Tonight’s game against Ajax wouldn’t normally be treated as a historic occasion. United are well on course to qualify for the last 16 of the Champions League’s poor sister, after a 2-0 win in Amsterdam a week ago.
But tonight’s game is a game United fans will never forget, as it marks Ryan Giggs’ 900th appearances for the club.
Yes, that is 900 times that Giggsy has donned the United shirt or, if you prefer, 21 years of service to the cause since he made his debut against Everton on the 2nd of March 1991.
Everything has been said about Ryan Giggs, making it an almost impossible exercise to describe him with words for the man defies logic as well as nature, and writing about him becomes an almost tedious account of his unrivalled trophy cabinet and records.
I remember struggling to condense Giggsy’s career in an article when faced with the task of writing about him for the All Time Best 11 feature.
What else can be said about a player that has won 12 league titles, 4 FA Cups, 4 League Cups, 2 Champions Leagues, 1 Intercontinental Cup, 1 FIFA Club World Cup a UEFA Super Cup and 8 Community Shields?
The list of individual awards is just as impressive, as it includes 2 PFA Young Player of the Year awards, 6 PFA Team of the Year nominations, a PFA Player of the Year award and a BBC Sport Personality of the Year award.
The point is that, when Giggsy has been involved, more often than not, words have failed me. How could anybody describe the scenes of total, delirious and jubilant joy that he sparked with THAT goal against Arsenal in the FA Cup semifinal replay of 1999?
13 years have gone by but every time I watch it I still feel the same buzz I felt when I saw it at Villa Park.
Anybody claiming that fate has no place in football should reconsider their stance on the matter, by watching United’s last two game of the 2008 season.
United had fought head to head with Liverpool throughout the season and the title race had gone down to the wire.
On the last day of the campaign United were away at Wigan, Giggs entered the scene with his team 1-0 ahead, equalling Bobby Chartlton’s record of 758 appearances for the club, and scored in front of the traveling fans to seal the title.

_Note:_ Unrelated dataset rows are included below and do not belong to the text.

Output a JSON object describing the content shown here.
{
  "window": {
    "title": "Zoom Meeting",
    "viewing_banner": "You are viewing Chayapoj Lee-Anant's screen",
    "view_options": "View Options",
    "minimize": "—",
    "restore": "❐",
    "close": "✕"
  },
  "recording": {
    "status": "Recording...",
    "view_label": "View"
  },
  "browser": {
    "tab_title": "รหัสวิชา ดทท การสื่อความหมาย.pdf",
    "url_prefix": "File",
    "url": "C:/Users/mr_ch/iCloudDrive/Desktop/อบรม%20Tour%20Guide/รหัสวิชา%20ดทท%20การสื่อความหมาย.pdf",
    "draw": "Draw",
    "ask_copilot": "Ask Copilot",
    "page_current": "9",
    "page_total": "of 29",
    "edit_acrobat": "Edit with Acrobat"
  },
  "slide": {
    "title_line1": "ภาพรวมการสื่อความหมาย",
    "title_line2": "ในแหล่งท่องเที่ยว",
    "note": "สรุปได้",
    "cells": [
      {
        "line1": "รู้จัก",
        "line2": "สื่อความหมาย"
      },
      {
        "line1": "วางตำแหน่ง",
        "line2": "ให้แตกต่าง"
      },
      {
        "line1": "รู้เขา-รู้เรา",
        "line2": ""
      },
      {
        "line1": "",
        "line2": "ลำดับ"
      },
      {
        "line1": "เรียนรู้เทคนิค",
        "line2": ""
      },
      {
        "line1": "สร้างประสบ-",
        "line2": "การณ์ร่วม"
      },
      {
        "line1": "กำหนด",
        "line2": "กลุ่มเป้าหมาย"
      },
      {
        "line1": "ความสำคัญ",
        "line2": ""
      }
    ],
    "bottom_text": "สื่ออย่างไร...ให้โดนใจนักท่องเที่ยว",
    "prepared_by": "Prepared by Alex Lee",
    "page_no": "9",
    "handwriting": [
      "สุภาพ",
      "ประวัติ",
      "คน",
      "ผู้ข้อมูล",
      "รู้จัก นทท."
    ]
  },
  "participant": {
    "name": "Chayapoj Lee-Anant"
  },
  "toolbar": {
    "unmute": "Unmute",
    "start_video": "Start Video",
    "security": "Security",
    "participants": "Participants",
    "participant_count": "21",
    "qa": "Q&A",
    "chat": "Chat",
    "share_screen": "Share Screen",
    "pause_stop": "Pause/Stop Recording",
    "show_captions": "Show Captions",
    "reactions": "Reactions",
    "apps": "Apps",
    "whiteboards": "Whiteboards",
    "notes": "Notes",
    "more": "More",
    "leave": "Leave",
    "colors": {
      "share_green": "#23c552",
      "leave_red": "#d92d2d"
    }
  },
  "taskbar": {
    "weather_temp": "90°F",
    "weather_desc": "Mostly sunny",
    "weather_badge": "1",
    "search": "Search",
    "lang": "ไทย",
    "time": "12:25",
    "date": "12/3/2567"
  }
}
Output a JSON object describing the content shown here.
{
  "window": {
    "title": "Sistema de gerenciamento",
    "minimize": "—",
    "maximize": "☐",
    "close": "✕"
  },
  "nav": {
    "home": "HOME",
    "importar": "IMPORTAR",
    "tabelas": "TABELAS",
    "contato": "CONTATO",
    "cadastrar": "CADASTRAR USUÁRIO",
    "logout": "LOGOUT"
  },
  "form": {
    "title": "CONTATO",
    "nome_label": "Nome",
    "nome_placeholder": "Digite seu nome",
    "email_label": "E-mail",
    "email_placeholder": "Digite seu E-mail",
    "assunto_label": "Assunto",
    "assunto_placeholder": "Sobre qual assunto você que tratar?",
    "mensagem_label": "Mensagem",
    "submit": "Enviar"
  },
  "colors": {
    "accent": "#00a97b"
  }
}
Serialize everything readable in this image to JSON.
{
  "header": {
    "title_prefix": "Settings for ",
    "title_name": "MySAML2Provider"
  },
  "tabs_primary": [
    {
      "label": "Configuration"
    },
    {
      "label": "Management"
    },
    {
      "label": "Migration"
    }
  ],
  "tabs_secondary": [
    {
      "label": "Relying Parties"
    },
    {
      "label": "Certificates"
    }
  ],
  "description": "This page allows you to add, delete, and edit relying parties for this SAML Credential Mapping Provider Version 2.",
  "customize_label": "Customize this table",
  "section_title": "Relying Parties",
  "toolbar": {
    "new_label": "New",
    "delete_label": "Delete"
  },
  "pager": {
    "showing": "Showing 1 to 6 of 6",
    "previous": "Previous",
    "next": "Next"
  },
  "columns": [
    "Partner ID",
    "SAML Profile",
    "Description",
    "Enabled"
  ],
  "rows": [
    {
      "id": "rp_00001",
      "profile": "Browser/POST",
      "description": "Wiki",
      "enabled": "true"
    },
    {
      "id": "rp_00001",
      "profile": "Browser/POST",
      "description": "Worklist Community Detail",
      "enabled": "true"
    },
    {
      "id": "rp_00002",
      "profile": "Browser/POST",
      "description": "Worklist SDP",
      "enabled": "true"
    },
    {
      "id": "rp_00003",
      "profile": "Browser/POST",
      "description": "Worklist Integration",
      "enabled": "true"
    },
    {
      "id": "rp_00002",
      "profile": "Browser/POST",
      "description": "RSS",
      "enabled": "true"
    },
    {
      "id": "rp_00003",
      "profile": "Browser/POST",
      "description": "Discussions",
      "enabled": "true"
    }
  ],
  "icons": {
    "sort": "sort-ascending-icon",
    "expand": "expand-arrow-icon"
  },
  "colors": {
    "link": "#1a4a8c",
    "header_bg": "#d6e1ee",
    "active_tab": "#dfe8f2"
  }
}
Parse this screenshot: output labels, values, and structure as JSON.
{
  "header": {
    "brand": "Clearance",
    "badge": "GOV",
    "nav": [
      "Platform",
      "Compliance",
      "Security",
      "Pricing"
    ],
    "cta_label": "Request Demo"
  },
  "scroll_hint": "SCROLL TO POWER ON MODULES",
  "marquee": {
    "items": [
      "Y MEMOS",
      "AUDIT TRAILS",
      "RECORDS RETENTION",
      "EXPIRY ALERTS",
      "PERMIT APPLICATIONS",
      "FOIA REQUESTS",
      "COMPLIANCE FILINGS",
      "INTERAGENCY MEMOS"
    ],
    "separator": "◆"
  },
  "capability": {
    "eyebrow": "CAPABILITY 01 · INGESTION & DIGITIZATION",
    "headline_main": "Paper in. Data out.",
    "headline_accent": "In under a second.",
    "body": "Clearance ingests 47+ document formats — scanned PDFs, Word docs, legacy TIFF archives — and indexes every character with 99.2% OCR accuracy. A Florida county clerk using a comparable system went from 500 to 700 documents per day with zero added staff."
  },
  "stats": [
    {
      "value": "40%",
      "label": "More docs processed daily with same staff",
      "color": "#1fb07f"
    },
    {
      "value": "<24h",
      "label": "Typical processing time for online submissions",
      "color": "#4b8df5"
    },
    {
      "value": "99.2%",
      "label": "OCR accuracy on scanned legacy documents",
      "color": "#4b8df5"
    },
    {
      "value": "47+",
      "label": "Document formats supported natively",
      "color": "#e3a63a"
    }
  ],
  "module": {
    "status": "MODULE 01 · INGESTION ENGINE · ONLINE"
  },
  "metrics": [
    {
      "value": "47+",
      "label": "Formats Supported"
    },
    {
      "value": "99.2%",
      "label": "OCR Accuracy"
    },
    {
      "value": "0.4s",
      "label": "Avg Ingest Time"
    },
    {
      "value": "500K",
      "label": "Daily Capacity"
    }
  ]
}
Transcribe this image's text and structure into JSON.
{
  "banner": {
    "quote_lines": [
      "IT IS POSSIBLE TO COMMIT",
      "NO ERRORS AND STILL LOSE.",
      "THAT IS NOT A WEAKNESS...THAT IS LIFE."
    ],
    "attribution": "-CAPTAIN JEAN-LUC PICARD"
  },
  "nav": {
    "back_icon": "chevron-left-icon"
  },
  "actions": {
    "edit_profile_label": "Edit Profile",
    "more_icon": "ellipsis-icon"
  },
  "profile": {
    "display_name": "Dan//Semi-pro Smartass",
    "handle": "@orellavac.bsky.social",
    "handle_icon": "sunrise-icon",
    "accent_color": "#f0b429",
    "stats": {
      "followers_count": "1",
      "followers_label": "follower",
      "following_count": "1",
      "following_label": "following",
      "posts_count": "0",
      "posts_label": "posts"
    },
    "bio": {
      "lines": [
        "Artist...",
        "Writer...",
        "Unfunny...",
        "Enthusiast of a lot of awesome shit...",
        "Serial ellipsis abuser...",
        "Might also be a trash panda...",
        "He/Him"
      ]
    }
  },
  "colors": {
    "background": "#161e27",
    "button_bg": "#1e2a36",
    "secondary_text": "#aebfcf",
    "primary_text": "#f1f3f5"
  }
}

It was difficult to tell if they were more pleased because of him or for him.
Two weeks later, he replaced Paul Scholes in the Champions League final surpassing Charlton’s record.
Clive Tyldesley’s words: “No player has ever appeared for Manchester United more times than Ryan Giggs” were still ringing in my ears as a penalty shootout approached.
Shortly after Giggs had come on, I received a text message from my dad (who, I’ve always suspected, adores Giggs more than he loves me) saying: “Giggsy is gonna win it for us. It has to be him that wins it tonight.”
Hours later, after Giggsy had scored what proved to be the crucial penalty, I found another text from my dad. It simply said: “I told you.”
Without the man who was offered his first professional contract on his 17th birthday and became a professional two days later, Manchester United’s history – as well as English football’s – over the last 21 years would have been very different.
That he’s still playing at the highest level, nine months short of his 39th birthday, is simply unbelievable.
Ryan Giggs is the most successful British footballer of all time, the player that has appeared more than anybody else in Premier League’s history and scored in every season since the induction of the new top division. He’s also the oldest goal-scorer in Champions League’s history, as well as being the only player to have scored in 16 Champions League tournaments.
Despite all of this, he doesn’t complain when confined on the bench or in the stands, which is why the word “legend”, otherwise abused and misused, is the only way to describe him.
Ryan Giggs made his debut on the 2nd of March 1991. 21 years, 900 games, 162 goals and 12 League titles later he’s still tearing teams apart.
Ryan Giggs isn’t a Manchester United player, Ryan Giggs is Manchester United.